Keller was the first to interpret the pile dwelling finds as the remains of 
settlements built on platforms 
and thus created a vivid picture of the life of Neolithic and Bronze Age 
settlement communities. 
His descriptions and sketches shaped pile-dwelling theory at that time 
and triggered the pile-dwelling fever, although he initially considered the 
the "pile dwellers" as a variety of the Celts.
His first drawing was based on the travel paintings
of Louis Auguste de Sainson of the village of Kouaoui in New Guinea.
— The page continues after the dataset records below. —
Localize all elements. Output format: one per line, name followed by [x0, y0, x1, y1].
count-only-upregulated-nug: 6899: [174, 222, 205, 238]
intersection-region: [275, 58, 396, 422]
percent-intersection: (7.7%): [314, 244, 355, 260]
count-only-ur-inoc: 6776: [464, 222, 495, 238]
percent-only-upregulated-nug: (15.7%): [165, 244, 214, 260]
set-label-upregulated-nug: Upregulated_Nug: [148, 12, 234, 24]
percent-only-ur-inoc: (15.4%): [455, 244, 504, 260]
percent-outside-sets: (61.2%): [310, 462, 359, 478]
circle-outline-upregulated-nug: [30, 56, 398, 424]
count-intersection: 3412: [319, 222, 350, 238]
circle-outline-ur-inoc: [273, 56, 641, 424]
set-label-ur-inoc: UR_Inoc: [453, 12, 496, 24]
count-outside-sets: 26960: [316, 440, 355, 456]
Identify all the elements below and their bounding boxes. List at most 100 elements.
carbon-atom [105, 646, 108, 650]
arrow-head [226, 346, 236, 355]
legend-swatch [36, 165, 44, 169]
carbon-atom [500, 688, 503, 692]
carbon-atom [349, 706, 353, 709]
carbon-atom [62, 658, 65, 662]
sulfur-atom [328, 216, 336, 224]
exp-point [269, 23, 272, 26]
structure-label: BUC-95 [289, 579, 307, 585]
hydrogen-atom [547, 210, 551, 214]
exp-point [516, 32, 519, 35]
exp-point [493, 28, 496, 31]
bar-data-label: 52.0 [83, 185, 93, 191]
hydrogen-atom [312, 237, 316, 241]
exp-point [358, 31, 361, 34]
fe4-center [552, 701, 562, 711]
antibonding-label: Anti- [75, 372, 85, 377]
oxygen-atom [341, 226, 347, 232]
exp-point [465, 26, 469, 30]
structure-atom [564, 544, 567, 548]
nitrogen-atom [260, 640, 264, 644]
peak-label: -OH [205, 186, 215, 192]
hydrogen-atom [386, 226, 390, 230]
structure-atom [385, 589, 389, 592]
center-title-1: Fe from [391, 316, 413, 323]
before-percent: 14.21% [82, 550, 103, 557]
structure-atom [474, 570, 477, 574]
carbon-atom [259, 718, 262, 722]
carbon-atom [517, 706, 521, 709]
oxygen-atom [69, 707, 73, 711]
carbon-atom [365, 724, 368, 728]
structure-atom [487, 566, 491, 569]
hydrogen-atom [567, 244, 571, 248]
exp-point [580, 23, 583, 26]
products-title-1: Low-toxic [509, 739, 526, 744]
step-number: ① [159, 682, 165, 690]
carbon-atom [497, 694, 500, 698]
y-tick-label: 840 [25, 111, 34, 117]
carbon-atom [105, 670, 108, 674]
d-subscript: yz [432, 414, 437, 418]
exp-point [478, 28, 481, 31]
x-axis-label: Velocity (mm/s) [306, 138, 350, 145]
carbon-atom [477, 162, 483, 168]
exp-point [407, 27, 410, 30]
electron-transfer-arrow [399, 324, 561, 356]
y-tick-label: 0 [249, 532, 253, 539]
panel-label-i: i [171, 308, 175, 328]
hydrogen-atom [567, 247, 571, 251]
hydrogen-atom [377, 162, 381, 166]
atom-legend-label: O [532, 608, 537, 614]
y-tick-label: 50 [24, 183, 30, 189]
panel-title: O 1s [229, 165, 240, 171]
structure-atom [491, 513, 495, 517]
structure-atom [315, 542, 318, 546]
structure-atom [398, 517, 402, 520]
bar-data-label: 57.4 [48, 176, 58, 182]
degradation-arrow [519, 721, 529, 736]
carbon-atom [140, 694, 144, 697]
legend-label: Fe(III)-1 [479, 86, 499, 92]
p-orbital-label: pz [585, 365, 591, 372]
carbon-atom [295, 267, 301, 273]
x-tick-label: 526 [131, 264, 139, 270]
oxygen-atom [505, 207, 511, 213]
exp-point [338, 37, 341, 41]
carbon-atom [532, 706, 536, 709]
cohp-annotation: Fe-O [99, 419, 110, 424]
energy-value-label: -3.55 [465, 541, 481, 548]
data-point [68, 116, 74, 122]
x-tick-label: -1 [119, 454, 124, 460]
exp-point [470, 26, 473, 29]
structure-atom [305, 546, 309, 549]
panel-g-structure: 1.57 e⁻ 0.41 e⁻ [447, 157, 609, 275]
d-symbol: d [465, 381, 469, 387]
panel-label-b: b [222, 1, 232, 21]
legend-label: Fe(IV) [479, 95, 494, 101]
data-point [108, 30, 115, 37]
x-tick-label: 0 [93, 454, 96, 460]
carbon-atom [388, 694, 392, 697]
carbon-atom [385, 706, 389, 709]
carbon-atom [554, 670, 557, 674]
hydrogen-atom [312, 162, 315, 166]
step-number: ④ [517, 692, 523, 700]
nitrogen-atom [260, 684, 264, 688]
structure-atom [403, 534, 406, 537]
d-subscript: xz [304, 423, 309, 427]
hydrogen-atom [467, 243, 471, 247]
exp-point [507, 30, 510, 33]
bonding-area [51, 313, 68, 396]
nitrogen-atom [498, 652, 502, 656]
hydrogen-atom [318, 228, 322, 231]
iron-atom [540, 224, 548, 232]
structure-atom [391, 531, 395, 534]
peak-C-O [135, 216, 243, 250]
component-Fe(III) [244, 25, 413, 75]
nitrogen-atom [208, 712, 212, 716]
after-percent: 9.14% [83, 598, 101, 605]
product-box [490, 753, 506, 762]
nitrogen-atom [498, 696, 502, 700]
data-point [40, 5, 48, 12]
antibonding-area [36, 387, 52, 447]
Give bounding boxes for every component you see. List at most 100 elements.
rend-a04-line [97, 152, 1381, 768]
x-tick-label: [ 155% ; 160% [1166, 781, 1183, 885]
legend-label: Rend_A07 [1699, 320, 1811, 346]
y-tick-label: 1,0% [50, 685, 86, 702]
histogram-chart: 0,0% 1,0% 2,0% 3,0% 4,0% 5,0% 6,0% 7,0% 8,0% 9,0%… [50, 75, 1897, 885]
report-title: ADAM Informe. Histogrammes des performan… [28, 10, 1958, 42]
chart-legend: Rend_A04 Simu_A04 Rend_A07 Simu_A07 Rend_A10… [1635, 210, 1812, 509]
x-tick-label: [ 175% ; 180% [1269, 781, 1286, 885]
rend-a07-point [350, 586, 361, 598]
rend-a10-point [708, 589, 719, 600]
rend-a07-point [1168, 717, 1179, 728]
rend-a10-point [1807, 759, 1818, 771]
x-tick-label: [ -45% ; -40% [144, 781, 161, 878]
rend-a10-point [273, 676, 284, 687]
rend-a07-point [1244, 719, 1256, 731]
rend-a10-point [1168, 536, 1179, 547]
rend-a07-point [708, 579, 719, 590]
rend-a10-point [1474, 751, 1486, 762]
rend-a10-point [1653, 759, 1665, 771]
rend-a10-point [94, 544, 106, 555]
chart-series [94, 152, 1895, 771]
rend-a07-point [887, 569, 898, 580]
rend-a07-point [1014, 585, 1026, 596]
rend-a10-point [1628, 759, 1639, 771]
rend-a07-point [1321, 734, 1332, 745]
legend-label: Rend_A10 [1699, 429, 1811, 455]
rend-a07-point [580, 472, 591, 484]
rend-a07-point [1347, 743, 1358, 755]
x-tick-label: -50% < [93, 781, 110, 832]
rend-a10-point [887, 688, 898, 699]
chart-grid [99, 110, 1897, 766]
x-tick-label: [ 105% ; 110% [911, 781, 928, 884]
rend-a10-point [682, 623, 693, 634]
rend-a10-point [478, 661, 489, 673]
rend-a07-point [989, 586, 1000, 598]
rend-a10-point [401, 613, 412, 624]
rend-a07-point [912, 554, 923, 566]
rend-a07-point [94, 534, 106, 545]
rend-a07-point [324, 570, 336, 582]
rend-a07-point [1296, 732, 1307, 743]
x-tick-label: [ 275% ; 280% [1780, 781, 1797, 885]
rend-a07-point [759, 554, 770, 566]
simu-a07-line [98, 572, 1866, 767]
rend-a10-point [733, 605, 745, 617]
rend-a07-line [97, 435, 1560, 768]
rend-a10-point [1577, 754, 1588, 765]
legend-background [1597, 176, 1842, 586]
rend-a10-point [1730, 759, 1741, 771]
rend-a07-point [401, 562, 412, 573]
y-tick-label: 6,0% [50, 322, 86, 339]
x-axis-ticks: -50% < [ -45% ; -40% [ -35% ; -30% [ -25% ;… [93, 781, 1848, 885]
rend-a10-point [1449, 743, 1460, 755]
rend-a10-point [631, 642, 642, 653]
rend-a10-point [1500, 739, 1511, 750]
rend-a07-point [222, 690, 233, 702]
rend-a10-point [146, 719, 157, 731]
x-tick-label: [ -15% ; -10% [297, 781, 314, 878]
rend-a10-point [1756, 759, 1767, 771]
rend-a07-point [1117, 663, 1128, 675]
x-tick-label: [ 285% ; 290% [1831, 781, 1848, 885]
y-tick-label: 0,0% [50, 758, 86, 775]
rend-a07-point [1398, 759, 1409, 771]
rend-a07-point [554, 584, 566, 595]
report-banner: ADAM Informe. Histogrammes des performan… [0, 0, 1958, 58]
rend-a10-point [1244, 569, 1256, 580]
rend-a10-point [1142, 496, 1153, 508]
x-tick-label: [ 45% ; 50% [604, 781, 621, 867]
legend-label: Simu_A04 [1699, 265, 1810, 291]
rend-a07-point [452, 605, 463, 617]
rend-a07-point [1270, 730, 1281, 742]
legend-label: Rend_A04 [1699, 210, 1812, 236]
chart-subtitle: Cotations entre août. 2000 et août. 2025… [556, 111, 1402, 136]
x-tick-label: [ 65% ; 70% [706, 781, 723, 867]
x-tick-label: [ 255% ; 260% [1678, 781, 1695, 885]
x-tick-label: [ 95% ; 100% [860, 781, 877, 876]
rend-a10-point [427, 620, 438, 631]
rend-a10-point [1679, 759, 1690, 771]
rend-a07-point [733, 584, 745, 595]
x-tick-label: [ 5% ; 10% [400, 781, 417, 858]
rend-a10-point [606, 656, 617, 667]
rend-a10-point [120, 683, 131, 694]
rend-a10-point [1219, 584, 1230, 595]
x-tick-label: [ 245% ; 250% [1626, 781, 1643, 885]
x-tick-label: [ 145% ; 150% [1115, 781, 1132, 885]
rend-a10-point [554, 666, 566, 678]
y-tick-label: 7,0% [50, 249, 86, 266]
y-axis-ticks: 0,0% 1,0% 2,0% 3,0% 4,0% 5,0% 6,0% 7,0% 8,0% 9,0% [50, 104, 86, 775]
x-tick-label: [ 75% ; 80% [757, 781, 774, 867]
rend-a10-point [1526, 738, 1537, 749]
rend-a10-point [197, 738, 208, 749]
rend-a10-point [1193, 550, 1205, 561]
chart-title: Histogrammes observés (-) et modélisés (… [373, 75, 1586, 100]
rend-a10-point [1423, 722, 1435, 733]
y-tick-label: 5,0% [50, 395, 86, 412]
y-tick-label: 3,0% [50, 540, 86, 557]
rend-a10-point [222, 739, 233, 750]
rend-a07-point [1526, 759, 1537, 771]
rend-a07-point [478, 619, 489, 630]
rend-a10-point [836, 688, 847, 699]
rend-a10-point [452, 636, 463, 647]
Jakob Messikommer (1827-1917) found a human lower jaw 
while cutting peat in 1856 in Wetzikon-Robenhausen (Canton of Zurich, CH)
and made the exploration of this settlement his life's work. 
He developed into an expert for excavations in cooperation with F. Keller,
but pursued rather financial interests and sold finds all over the world. 
Pile dwelling bronzes and textiles became his best sellers. 
He crushed large textiles for better distribution, 
without regard for scientific research.

The Swiss Adolph von Morlot (1820-1867) was professor of geology at the Academy of Lausanne 
and did research on the Quaternary. 
Later he devoted himself to the studies of prehistory 
and traveled Northern Europe. 
He published many important general maps 
and acted as curator of the archaeological collections in Bern. 
The prehistorian is the discoverer of the pile field near Morges in Lake Geneva, 
where a simple self-developed diving apparatus was used. 
Experimental psychology and ethnomusicology were also among the interests of the autodidact.

The highly gifted theology student Hans Reinerth (1900-1990) earned his doctorate and habilitation
in prehistory and became a university lecturer in 1925. 
He helped develop the modern university institute in Tübingen, 
collaborated with natural scientists 
and used modern technologies in his excavations in Federsee (BW). 
During his work at the "Reichsüberwachungsamt" (Rosenberg Office)
he got into a competence tussle with the SS organization "Ahnenerbe".
He was expelled from the scientific community in 1949,
partly because of his own role in the Nazi state, 
but also because of influence exerted by his former rivals in the SS, 
who were able to retain their positions after 1945.

Research in the region
After a severe storm in December 1872 
Lake Starnberg also unearthed countless pile dwellings.
The Starnberg judge Sigmund von Schab wrote about it in his book 
"Die Pfahlbauten im Würmsee" in 1877. 
Before him, the Swiss pile-dwelling expert Édouard Désor (1811-1882)
together with two Munich professors, Carl Theodor Ernst von Siebold (1804 - 1885) 
and the ethnologist Moriz Wagner (1813-1887) investigated the Bavarian lakes 
in the foothills of the Alps and found what they were looking for on the Roseninsel.
Sigmund von Schab is credited with the first archaeological dive in Bavaria.
The prehistoric settlement at Pestenacker was discovered much later.
During the straightening of the Loosbach in 1934, 
workers discovered the first wooden remains. 
The Rose Island (Roseninsel) and the wetland settlements of Pestenacker and Unfriedshausen
were declared as a part of the World Heritage Site by UNESCO in 2011 
"Prehistoric Pile Dwellings around the Alps".